Participants in the workshop need not be part of the project and are free to discuss other periods and places.
The workshop will focus on the historiographical methods necessary for the study of jurisdictional complexity, the attempt to capture a sense of the legal-normative whole in context studied. As described in the project statement, to do this:
[t]hose working on the project will be encouraged to utilise a number of interdisciplinary methods—comparative, contemporary theories of interpretation, as well as historical anthropology, geography, and sociology …. [The project] is, in effect, an analysis of the both the ‘law in action’ (per Roscoe Pound) and the ‘living law’ (per Eugen Ehrlich) of the past. Concentrating on limited geographical areas, its case studies will investigate, in a form akin to modern comparative ‘country reports’, both the legal and normative complexity of the past. It will do so, however, in light of the realities of the past, avoiding the imposition of modern national and juridical boundaries [and will] serve as instantiations of wider intellectual and institutional developments….
For additional information, contact Dr Seán Patrick Donlan (sean.donlan@ul.ie) or Dirk Heirbaut (Dirk.Heirbaut@UGent.be).
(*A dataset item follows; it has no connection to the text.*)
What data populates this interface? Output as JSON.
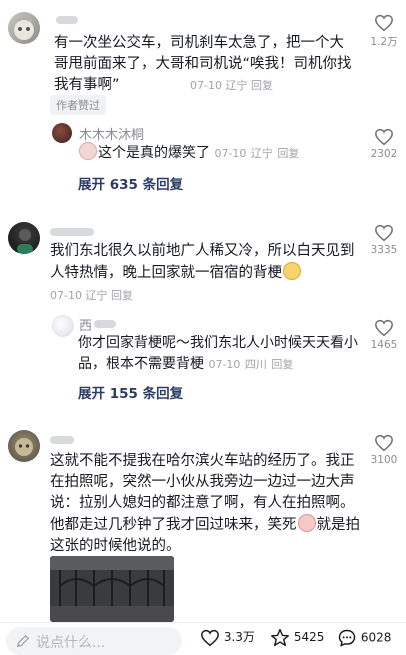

Those interested in participating should contact Dr Donlan with a short abstract (approximately 250 words) and a curriculum vitae, ideally before 1 May 2012. Depending on the number of participants, presentations are likely to be approximately 15-20 minutes and should be in English.
There is no fee for participation, but participants will be expected to cover their own travel, accomodation, and meal costs.
Finally, note that this gathering immediately precedes the European Society for Comparative Legal History Conference to be held in Amsterdam (9-10 July 2012). Participants in that conference might consider visiting us in advance of that event.